Duas operações ocorreram na sequência. Numa delas, as empreiteiras pequenas foram deixando o consórcio vencedor, até que ele assumiu a configuração atual da Norte Energia: principalmente estatais do setor, como Eletrobras e Eletronorte, e fundos de pensão. Na outra operação, a Norte Energia contratou as grandes empreiteiras para que executassem a obra, assim como as menores que haviam deixado o consórcio. O conjunto de empreiteiras formou o terceiro elemento, além do Estado e da Norte Energia: o chamado Consórcio Construtor Belo Monte. É na construção, como se sabe, que está o dinheiro.

Essa “engenharia” não é nenhuma novidade. Tudo isso foi contado, poucos acharam que valia a pena pelo menos um espanto. O que importava era o “desenvolvimento”. E, para alguns setores, a manutenção da crença de que o PT, ainda que associado com as velhas oligarquias políticas, seguia sendo um partido de esquerda. E, assim, sem estranhezas maiores, com escassez de perguntas – por parte de todos os lados e também de parte da imprensa –, Belo Monte foi construída em grande parte com dinheiro público, vindo do BNDES (Banco Nacional de Desenvolvimento Econômico e Social). Vale lembrar que, entre o leilão da usina e o início da operação, o valor estimado da obra saltou de 19 para mais de 30 bilhões de reais.

O suposto esquema de propinas recém começou a ser investigado.
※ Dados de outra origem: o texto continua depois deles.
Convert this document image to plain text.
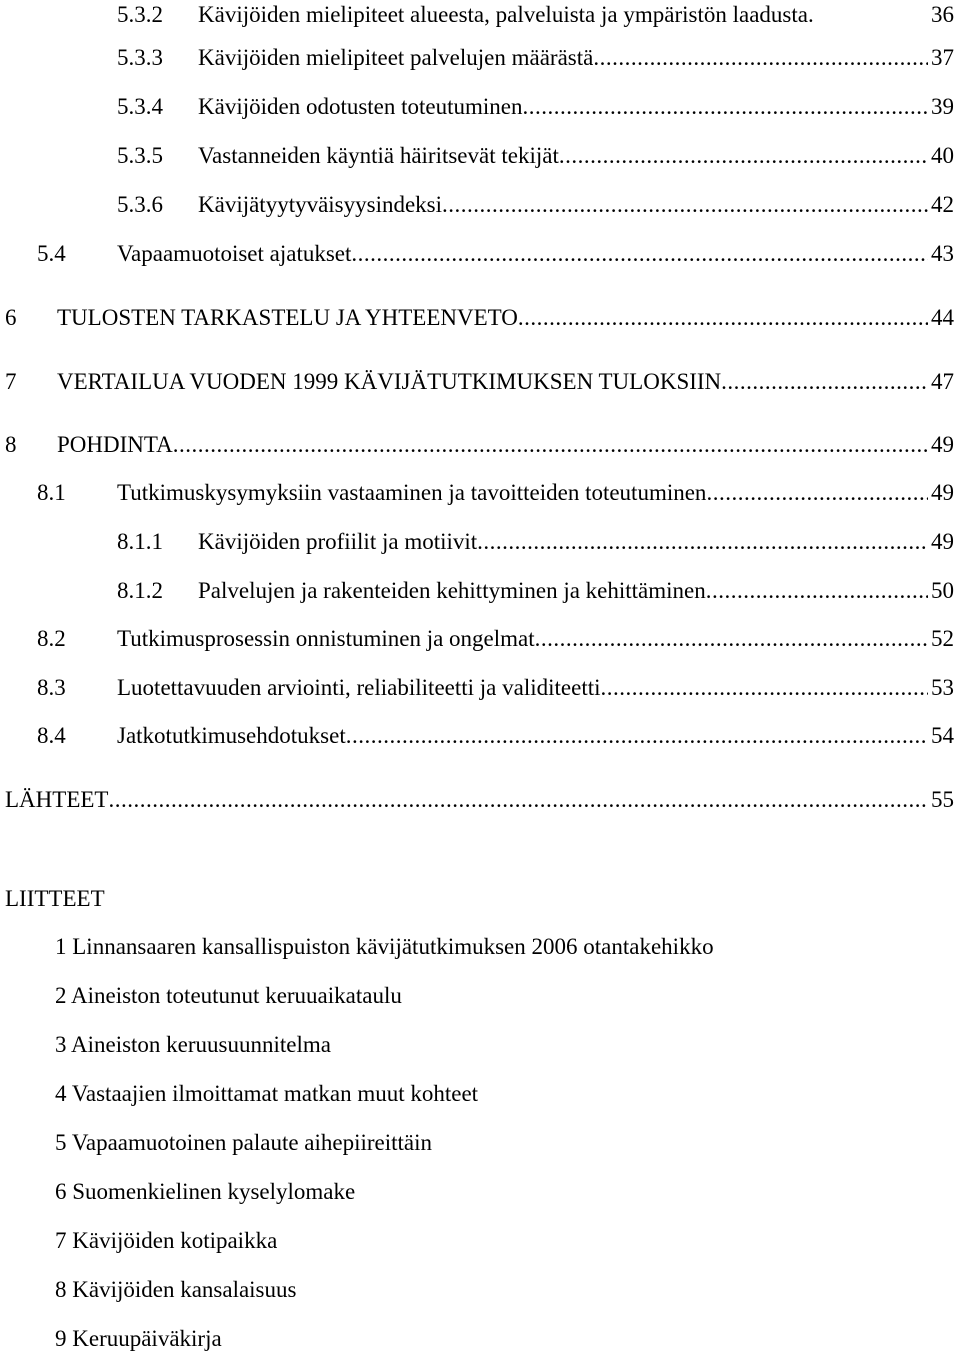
5.3.2	Kävijöiden mielipiteet alueesta, palveluista ja ympäristön laadusta.	36
5.3.3	Kävijöiden mielipiteet palvelujen määrästä .....	37
5.3.4	Kävijöiden odotusten toteutuminen .....	39
5.3.5	Vastanneiden käyntiä häiritsevät tekijät .....	40
5.3.6	Kävijätyytyväisyysindeksi .....	42
5.4	Vapaamuotoiset ajatukset .....	43
6	TULOSTEN TARKASTELU JA YHTEENVETO .....	44
7	VERTAILUA VUODEN 1999 KÄVIJÄTUTKIMUKSEN TULOKSIIN .....	47
8	POHDINTA .....	49
8.1	Tutkimuskysymyksiin vastaaminen ja tavoitteiden toteutuminen .....	49
8.1.1	Kävijöiden profiilit ja motiivit .....	49
8.1.2	Palvelujen ja rakenteiden kehittyminen ja kehittäminen .....	50
8.2	Tutkimusprosessin onnistuminen ja ongelmat .....	52
8.3	Luotettavuuden arviointi, reliabiliteetti ja validiteetti .....	53
8.4	Jatkotutkimusehdotukset .....	54
LÄHTEET .....	55
LIITTEET
1 Linnansaaren kansallispuiston kävijätutkimuksen 2006 otantakehikko
2 Aineiston toteutunut keruuaikataulu
3 Aineiston keruusuunnitelma
4 Vastaajien ilmoittamat matkan muut kohteet
5 Vapaamuotoinen palaute aihepiireittäin
6 Suomenkielinen kyselylomake
7 Kävijöiden kotipaikka
8 Kävijöiden kansalaisuus
9 Keruupäiväkirja
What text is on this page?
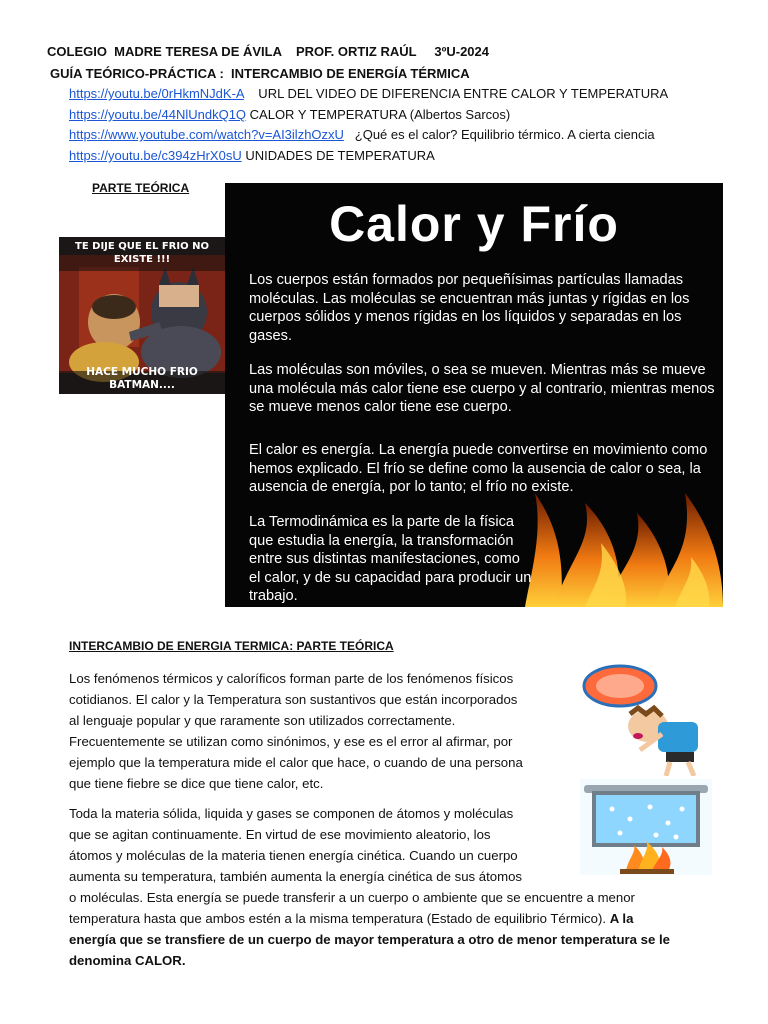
COLEGIO  MADRE TERESA DE ÁVILA    PROF. ORTIZ RAÚL     3ºU-2024
GUÍA TEÓRICO-PRÁCTICA :  INTERCAMBIO DE ENERGÍA TÉRMICA
https://youtu.be/0rHkmNJdK-A    URL DEL VIDEO DE DIFERENCIA ENTRE CALOR Y TEMPERATURA
https://youtu.be/44NlUndkQ1Q CALOR Y TEMPERATURA (Albertos Sarcos)
https://www.youtube.com/watch?v=AI3ilzhOzxU   ¿Qué es el calor? Equilibrio térmico. A cierta ciencia
https://youtu.be/c394zHrX0sU UNIDADES DE TEMPERATURA
PARTE TEÓRICA
TE DIJE QUE EL FRIO NO EXISTE !!!
HACE MUCHO FRIO BATMAN....
Calor y Frío
Los cuerpos están formados por pequeñísimas partículas llamadas moléculas. Las moléculas se encuentran más juntas y rígidas en los cuerpos sólidos y menos rígidas en los líquidos y separadas en los gases.
Las moléculas son móviles, o sea se mueven. Mientras más se mueve una molécula más calor tiene ese cuerpo y al contrario, mientras menos se mueve menos calor tiene ese cuerpo.
El calor es energía. La energía puede convertirse en movimiento como hemos explicado. El frío se define como la ausencia de calor o sea, la ausencia de energía, por lo tanto; el frío no existe.
La Termodinámica es la parte de la física que estudia la energía, la transformación entre sus distintas manifestaciones, como el calor, y de su capacidad para producir un trabajo.
INTERCAMBIO DE ENERGIA TERMICA: PARTE TEÓRICA
Los fenómenos térmicos y caloríficos forman parte de los fenómenos físicos
cotidianos. El calor y la Temperatura son sustantivos que están incorporados
al lenguaje popular y que raramente son utilizados correctamente.
Frecuentemente se utilizan como sinónimos, y ese es el error al afirmar, por
ejemplo que la temperatura mide el calor que hace, o cuando de una persona
que tiene fiebre se dice que tiene calor, etc.
Toda la materia sólida, liquida y gases se componen de átomos y moléculas
que se agitan continuamente. En virtud de ese movimiento aleatorio, los
átomos y moléculas de la materia tienen energía cinética. Cuando un cuerpo
aumenta su temperatura, también aumenta la energía cinética de sus átomos
o moléculas. Esta energía se puede transferir a un cuerpo o ambiente que se encuentre a menor
temperatura hasta que ambos estén a la misma temperatura (Estado de equilibrio Térmico). A la
energía que se transfiere de un cuerpo de mayor temperatura a otro de menor temperatura se le
denomina CALOR.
Delação é início, não conclusão. Mas a violação de direitos humanos e a destruição ambiental que resultou dessa articulação entre público e privado estão, como já foi dito, amplamente documentadas. Essa engenharia já era bem conhecida – e teve, vale sublinhar, respaldo de parte do Judiciário. É uma vergonha que só a partir das delações premiadas da Lava Jato exista espanto, porque isso é muito revelador de que a vida dos mais vulneráveis pouco importa. Não apenas para este governo, mas para a maioria da população brasileira, independentemente do lado em que está ou da cor da roupa que veste. E isso, gostaria de avisar aos que bradam contra a corrupção, é corrupção. A sua, e não apenas a do governo.

Quando indígenas, ribeirinhos e pescadores atingidos, assim como moradores dos baixões de Altamira, fizeram protestos contra Belo Monte, este governo colocou a Força Nacional para defender a Norte Energia. Lideranças e movimentos sociais foram criminalizados. Milhares de pessoas foram expulsas de suas casas e também de ilhas do Xingu, perdendo o seu modo de vida, suas relações comunitárias, seu pertencimento.

Este governo deixou essa população sem nenhuma proteção jurídica para enfrentar a banca de advogados da Norte Energia. E, portanto, sem chance de negociar em termos minimamente aceitáveis sua “remoção compulsória”. Analfabetos assinaram com o dedo documentos que não eram capazes de ler. Somente quando a obra se aproximava do fim, no início de 2015, um grupo itinerante da Defensoria Pública da União conseguiu vencer todas as resistências e alcançar Altamira.

Essa violência foi vivida por Otávio das Chagas, o pescador sem rio e sem letras, por Raimunda, que teve sua casa incendiada pela Norte Energia, por João, que paralisou a voz e as pernas no escritório da empresa, e por Antonia Melo, que quase perdeu o coração antes de perder a casa. Apenas alguns exemplos cujas histórias podem ser lidas entre os milhares de refugiados de seu próprio país gerados por Belo Monte.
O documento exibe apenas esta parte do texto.